Vegetable Puffs With Puff Pastry Sheets

When I was in India, I used to drool over a lot of food blogs of people abroad, mainly at all the ingredients they got to cook with. Among fresh berries and different kinds of chocolate and cheese was puff pastry sheets. I was quite amazed at how much difference it can make to baking something like puffs or twisted puff snacks and tons of other variations to these.

I bought my first packet a few weeks ago and it stayed in my freezer till my India trip was over. When it finally reached a point when I had no more excuses to postpone using it, I did!

The first thing I did was to look online for help on how to start using it. The packet had no instructions except to say "thaw for 30 mins to an hour before use". That was well and good but how exactly do I use this chunk of frozen pastry sheets? I searched online for difference things - how to use puff pastry sheets? how to roll out puff pastry? how to divide puff pastry and all synonyms of words in here. I checked some blogs that I remembered had used these but they seemed to know how to since they had lovely pics of puffs - their final products!

I even checked Youtube but nothing useful came up. Then I just guessed my way through it and turned up with pretty awesome vegetable puffs. Here's how.


How to Thaw and Use Puff Pastry Sheets:

1. Take out the packet about 2 hours before you want to use it. Mine took about 2.5 hours to thaw completely and become soft. It will be a big block.
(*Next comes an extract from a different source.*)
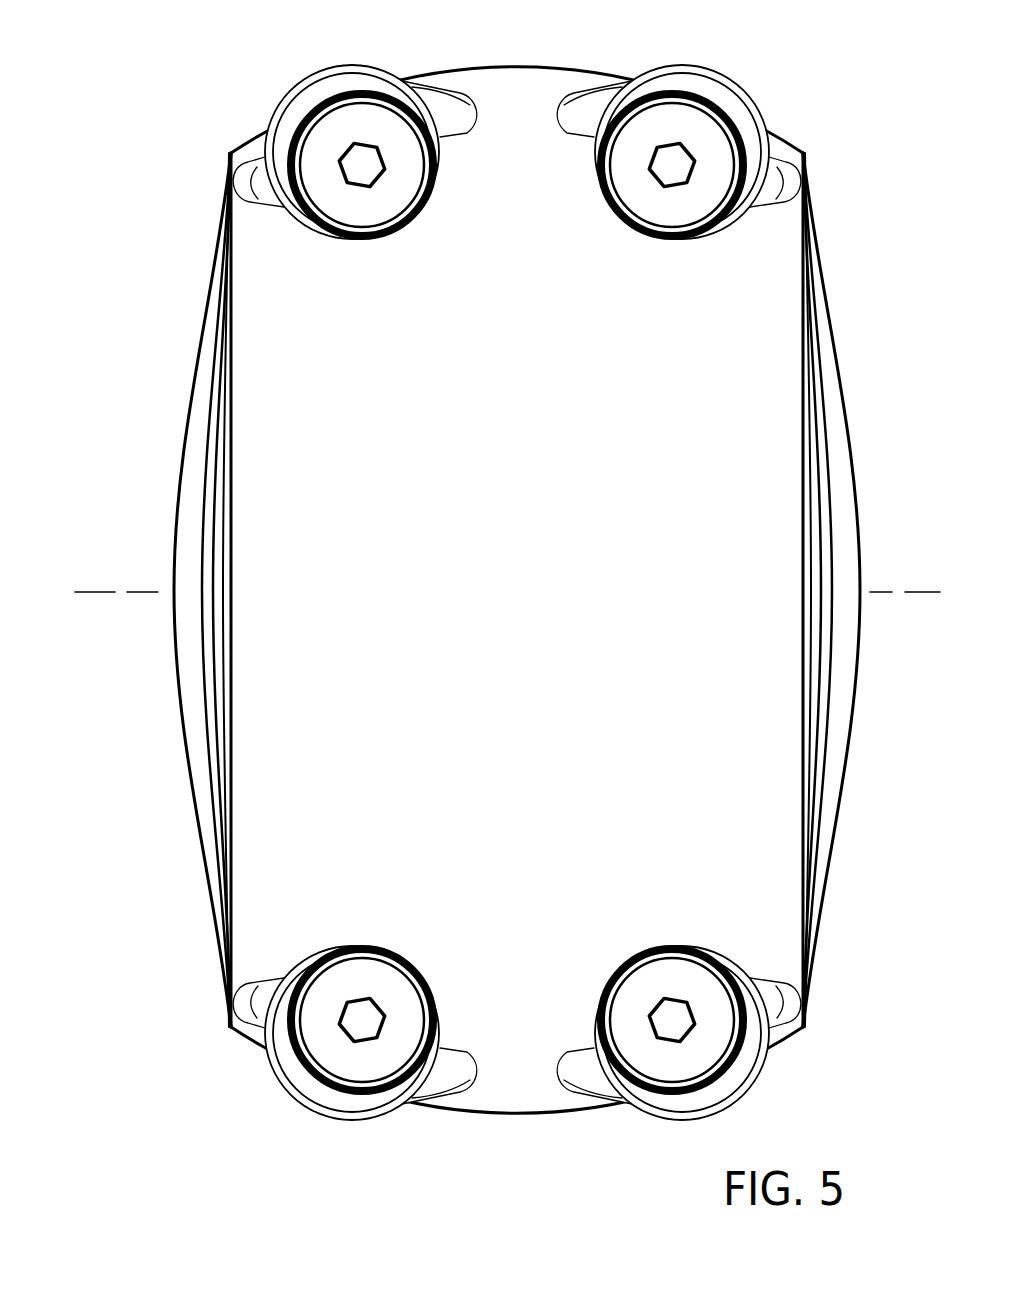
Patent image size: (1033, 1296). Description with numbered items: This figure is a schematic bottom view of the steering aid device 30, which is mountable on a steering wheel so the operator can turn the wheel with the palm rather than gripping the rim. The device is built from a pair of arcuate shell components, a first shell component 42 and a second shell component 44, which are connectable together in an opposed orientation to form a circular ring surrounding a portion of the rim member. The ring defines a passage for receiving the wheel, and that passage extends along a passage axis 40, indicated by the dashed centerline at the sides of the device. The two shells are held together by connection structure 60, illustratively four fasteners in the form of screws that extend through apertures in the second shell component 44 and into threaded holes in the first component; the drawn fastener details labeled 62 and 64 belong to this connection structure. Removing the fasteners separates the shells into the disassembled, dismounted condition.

2. Place it on a liberally floured surface and roll it out firmly to about 1/2" thickness. You will get a biggish rectangular piece of puff pastry.

3. Cut out into long rectangles for puffs or other shapes depending on your use.

That's it. That's what I did.

When you make vegetable puffs, the filling is very flexible too. You can pretty much make and add anything. Here's what I did.

Vegetable Puffs Filling Recipe

What I Used:
Makes 8 puffs

Mixed vegetables - 1 cup (I used carrots, French beans, sweet corn and green peas)
Onions - 2, sliced long
Tomatoes - 2, chopped
Capsicum / green bell pepper - 1/2 cup, chopped
Coriander powder /malli podi - 1 tbsp
Jeera /cumin seeds / jeerakam - 1 tsp
Red chilli powder - 1 tsp or to taste
Ginger garlic paste - 1 tsp
Curry leaves - a few
Oil - 1 tbsp
Sugar - a pinch
Salt - to taste

How I Made It:

1. Boil the vegetables until soft and keep aside.

2. Heat oil and saute the onions until golden brown. Add the curry leaves, coriander powder, chilli powder and jeera. Fry for 30 seconds.

3. Add the ginger garlic paste and fry for another minute.

4. Now add the tomatoes and capsicum and fry well till its blended well.

5. Finally add the vegetables and salt and sugar and mix well. Cook on open fire for about 5 mins. Don't add water at any stage. The filling should be moist yet thick.


To Assemble Puffs Before Baking:

- Take a rectangular strip of rolled out puff pasty sheet and spoon in some filling on one end, leaving enough space on all sides to 'seal' the puff.

- Bring in the other end and seal off the sides. The puff pastry is usually sticky so you wouldn't need anything else to seal it up.

Baking

Bake in a preheated oven at 220 Centrigrade for 30 mins until the top is golden brown. You can brush on some egg white while still warm out of the oven to make it look prettier and glossier.

If you want to make egg puffs, add hard boiled eggs in the place of vegetables. Place half an egg in each puff.